Abstract

Ultrasonic attenuation spectra in the frequency range between 180 kHz and 500 MHz, dynamic light scattering and shear viscosity measurements of a variety of liquids exhibiting a demixing point have been measured are discussed with respect to their critical properties. Evaluating the experimental data for liquid mixtures of critical composition particular attention is given to the applicability of Bhattacharjee-Ferrell dynamic scaling model and to corrections for the effects from the crossover from Ising to mean-field behavior. Three types of critical liquids have been considered: binary mixtures without complex background contributions in their ultrasonic spectra (n-pentanol-nitromethane, nitroethane-cyclohexane, nitroethane-3-methylpentane, methanol-hexane, and ethanol-dodecane), binary mixtures with additional relaxations in the time domain of critical fluctuations (2,6-dimethylpyridin-water, isobutoxyethanol-water, triethylamine-water), and ternary mixtures with concentrations selected along the plait-point line (nitroethane-3-methylpentane-cyclohexane). With the latter system interest is particulary directed to the dependence of critical parameters upon the concentration of a constituent. The results clearly demonstrate that the Bhattacharjee-Ferrell theory and the crossover theory nicely represent the experimental ultrasonic attenuation spectra as well as the shear viscosity and dynamic light scattering data.
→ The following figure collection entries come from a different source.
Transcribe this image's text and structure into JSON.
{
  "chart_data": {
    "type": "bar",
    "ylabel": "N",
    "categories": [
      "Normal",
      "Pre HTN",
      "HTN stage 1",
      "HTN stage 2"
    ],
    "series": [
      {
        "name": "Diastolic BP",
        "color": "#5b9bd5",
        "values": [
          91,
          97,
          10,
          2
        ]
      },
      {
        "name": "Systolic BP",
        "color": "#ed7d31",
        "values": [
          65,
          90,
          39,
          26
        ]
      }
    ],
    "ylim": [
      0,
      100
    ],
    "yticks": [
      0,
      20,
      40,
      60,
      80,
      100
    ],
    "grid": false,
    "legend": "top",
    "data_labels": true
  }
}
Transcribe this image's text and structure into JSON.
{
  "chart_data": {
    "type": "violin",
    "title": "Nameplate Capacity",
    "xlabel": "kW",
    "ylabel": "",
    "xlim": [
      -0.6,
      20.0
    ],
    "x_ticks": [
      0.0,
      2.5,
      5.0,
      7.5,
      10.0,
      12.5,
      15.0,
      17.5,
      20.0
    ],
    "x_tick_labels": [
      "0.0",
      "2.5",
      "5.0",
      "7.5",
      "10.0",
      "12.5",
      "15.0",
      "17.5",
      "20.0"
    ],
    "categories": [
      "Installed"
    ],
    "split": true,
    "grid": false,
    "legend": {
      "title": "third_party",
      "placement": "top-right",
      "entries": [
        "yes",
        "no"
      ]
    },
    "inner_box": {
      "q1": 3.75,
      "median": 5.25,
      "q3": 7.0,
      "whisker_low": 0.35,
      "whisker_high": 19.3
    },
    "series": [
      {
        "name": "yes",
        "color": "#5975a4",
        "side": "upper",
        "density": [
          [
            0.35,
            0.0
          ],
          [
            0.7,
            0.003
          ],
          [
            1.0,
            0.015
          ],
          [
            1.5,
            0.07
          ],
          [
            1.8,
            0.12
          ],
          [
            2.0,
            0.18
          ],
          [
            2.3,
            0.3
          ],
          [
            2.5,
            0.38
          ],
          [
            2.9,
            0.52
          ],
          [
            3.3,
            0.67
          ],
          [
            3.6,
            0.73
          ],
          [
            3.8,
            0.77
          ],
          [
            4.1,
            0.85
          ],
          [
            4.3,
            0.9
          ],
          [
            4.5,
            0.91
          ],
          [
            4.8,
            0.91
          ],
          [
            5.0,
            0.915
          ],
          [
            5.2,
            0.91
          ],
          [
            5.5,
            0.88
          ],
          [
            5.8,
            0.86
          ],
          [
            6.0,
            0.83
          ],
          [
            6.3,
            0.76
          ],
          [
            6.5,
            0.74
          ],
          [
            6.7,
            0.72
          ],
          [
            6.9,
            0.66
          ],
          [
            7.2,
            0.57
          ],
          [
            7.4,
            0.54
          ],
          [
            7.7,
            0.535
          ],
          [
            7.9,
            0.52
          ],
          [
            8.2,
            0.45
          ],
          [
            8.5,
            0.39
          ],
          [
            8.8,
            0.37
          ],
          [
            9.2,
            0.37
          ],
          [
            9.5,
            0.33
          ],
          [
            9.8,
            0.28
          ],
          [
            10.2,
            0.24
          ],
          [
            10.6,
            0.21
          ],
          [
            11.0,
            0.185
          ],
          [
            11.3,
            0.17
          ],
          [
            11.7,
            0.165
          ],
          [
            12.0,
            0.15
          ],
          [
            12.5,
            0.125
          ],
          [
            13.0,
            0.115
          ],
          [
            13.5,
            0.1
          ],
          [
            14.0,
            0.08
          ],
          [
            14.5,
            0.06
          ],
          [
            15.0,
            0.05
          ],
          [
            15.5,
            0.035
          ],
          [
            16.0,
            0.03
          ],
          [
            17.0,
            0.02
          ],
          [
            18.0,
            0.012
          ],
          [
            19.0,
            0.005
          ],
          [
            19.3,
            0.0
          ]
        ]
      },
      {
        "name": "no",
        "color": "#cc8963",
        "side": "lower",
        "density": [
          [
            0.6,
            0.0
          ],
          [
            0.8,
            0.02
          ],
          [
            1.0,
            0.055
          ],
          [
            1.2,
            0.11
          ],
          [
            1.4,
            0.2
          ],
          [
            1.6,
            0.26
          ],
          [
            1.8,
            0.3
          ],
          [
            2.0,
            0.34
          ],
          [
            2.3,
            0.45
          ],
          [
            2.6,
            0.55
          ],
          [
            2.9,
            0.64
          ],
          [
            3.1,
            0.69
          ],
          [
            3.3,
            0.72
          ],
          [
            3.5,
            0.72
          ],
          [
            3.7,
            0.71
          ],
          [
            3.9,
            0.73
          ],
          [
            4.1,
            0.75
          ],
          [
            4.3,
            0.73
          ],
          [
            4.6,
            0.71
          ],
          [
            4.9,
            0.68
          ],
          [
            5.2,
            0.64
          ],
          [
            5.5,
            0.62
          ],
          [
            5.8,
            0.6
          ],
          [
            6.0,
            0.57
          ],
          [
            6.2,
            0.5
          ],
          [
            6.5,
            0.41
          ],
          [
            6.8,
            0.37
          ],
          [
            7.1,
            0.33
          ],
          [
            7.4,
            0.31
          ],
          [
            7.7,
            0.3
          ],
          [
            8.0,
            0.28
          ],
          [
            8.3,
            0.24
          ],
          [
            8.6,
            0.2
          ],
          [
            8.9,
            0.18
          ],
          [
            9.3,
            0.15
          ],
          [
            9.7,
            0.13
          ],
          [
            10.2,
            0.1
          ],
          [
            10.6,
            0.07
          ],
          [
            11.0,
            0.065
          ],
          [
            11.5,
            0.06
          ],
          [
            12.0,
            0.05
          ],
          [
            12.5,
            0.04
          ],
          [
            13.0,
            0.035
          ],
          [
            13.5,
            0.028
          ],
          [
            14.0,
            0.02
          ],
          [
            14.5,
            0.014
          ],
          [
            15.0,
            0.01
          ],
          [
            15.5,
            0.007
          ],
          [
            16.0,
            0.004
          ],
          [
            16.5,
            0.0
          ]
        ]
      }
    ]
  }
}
This is true for both binary and ternary mixtures. It is shown that use of the Bhattacharjee-Ferrell model for the analytical representation of the critical part in the ultrasonic attenuation spectra of more complicated binary systems such as isobutoxyethanol-water and 2,6-dimethylpyridin-water allows for a favourable description of further relaxation terms. With the assumption that the contributions from chemical relaxations contribute additively to the critical contributions the ultrasonic spectra as well as the scaling function of the critical systems can be well represented in terms of the Bhattach arjee-Ferrell model. In the case of triethylamine-water it is demonstrated that the experimental scaling function agrees with the Bhattacharjee-Ferrell function only, when both Debye relaxation terms are allowed slow down near the critical point. The experimental results are complemented by density and sound velocity measurements.